A well-written test case serves as a safety net, preventing regressions and ensuring that the fix remains effective as the codebase evolves. It also provides a clear demonstration of the bug and how the fix addresses it.
Submitting a Pull Request
With the fix implemented and the test case written, the final step is to submit a pull request (PR). A PR is a proposal to merge your changes into the main codebase. It allows other developers to review your changes, provide feedback, and ensure that they meet the project's standards.
A good PR should include:
- A Clear Description: The PR should have a clear and concise description of the bug, the fix, and the test case. This helps reviewers understand the context and purpose of the changes.
- Well-Documented Code: The code should be well-documented, with comments explaining the logic and rationale behind the fix. This makes it easier for reviewers to understand the code and for future developers to maintain it.
- Passing Tests: The PR should include all the necessary tests, and all tests should pass. This demonstrates that the fix is working correctly and doesn't introduce any new issues.

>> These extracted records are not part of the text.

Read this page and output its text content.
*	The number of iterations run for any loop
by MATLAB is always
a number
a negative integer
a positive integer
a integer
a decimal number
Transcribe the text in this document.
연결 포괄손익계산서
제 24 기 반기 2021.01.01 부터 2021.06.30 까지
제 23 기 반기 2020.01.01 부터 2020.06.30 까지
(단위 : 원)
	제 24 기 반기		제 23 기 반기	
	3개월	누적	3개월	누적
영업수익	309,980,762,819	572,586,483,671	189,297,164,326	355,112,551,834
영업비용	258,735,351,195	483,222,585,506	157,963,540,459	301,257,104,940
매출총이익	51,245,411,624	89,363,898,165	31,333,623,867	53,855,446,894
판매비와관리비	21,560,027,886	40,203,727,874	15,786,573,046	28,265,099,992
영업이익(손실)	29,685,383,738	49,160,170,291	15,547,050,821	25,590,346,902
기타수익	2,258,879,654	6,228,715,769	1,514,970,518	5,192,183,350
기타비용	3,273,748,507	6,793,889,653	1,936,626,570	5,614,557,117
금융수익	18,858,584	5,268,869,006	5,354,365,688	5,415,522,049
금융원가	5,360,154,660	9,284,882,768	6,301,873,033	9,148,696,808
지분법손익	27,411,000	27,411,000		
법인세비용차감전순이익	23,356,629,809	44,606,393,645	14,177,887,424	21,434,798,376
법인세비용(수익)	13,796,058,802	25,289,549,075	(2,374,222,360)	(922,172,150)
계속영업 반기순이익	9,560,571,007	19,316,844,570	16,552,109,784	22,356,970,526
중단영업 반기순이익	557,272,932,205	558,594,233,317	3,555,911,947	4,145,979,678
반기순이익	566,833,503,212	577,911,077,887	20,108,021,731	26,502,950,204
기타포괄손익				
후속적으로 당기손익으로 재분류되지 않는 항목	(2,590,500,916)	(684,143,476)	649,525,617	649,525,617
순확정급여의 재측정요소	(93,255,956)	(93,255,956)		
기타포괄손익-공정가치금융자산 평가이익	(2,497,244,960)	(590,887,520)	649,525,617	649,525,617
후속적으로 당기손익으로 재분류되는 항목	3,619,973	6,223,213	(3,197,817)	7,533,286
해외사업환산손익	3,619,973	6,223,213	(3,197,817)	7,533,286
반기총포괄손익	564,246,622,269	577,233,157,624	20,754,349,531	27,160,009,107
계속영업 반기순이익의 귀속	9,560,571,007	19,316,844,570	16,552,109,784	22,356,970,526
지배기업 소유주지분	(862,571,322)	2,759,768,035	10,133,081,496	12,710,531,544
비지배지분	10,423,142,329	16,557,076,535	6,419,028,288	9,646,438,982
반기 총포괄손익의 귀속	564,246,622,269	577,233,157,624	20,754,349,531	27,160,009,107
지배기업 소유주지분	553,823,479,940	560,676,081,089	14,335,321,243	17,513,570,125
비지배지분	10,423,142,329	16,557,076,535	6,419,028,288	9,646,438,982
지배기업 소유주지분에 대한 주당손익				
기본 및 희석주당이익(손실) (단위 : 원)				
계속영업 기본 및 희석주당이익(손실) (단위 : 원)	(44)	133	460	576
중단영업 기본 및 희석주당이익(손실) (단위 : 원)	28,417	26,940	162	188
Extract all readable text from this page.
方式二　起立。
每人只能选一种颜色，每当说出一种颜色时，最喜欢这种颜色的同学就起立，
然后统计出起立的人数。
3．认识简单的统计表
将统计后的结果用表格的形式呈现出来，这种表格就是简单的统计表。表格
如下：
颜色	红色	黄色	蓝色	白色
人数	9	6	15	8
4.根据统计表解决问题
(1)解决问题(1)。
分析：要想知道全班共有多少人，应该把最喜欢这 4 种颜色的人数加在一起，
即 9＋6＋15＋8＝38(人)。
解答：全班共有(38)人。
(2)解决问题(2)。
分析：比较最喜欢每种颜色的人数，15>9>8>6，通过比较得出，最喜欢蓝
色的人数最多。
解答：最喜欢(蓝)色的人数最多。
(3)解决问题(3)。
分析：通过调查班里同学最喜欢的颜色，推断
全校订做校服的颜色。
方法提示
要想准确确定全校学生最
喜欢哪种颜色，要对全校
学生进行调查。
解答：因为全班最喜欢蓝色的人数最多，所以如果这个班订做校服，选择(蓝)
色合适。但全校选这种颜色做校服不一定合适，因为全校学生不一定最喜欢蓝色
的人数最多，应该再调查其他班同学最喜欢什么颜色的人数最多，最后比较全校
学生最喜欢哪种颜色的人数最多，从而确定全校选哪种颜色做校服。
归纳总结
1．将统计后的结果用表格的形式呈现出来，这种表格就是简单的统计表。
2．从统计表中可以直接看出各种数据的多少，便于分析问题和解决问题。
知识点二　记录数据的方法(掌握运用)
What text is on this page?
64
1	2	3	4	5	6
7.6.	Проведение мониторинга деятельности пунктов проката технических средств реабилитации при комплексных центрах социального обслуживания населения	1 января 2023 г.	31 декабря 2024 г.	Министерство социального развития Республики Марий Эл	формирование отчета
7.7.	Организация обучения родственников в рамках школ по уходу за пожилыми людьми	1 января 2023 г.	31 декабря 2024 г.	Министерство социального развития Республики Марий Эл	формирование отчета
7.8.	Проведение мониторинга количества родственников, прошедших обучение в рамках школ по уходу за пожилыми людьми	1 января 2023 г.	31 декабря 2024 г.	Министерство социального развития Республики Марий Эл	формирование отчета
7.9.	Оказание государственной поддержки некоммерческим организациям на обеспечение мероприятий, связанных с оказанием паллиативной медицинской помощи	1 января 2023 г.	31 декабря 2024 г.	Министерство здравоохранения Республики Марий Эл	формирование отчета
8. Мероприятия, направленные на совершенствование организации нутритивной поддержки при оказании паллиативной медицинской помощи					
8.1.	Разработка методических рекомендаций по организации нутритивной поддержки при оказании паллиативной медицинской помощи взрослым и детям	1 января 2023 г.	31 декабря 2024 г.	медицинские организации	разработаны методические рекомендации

- Clean Commits: The PR should have a clean commit history, with each commit addressing a specific aspect of the fix. This makes it easier to review the changes incrementally and to revert individual commits if necessary.
Submitting a well-crafted PR is a crucial step in the development process. It ensures that your changes are thoroughly reviewed and that they integrate smoothly into the codebase. It also fosters collaboration and knowledge sharing within the development team.
By following these steps – crafting a robust solution, writing a targeted test case, and submitting a well-prepared pull request – we can effectively address the "Secret storage name collision" error and prevent similar issues from arising in the future. This not only improves the stability and reliability of DuckDB but also strengthens our development process and our ability to tackle complex bugs.
This was the complete analysis of the error. Hope this helps.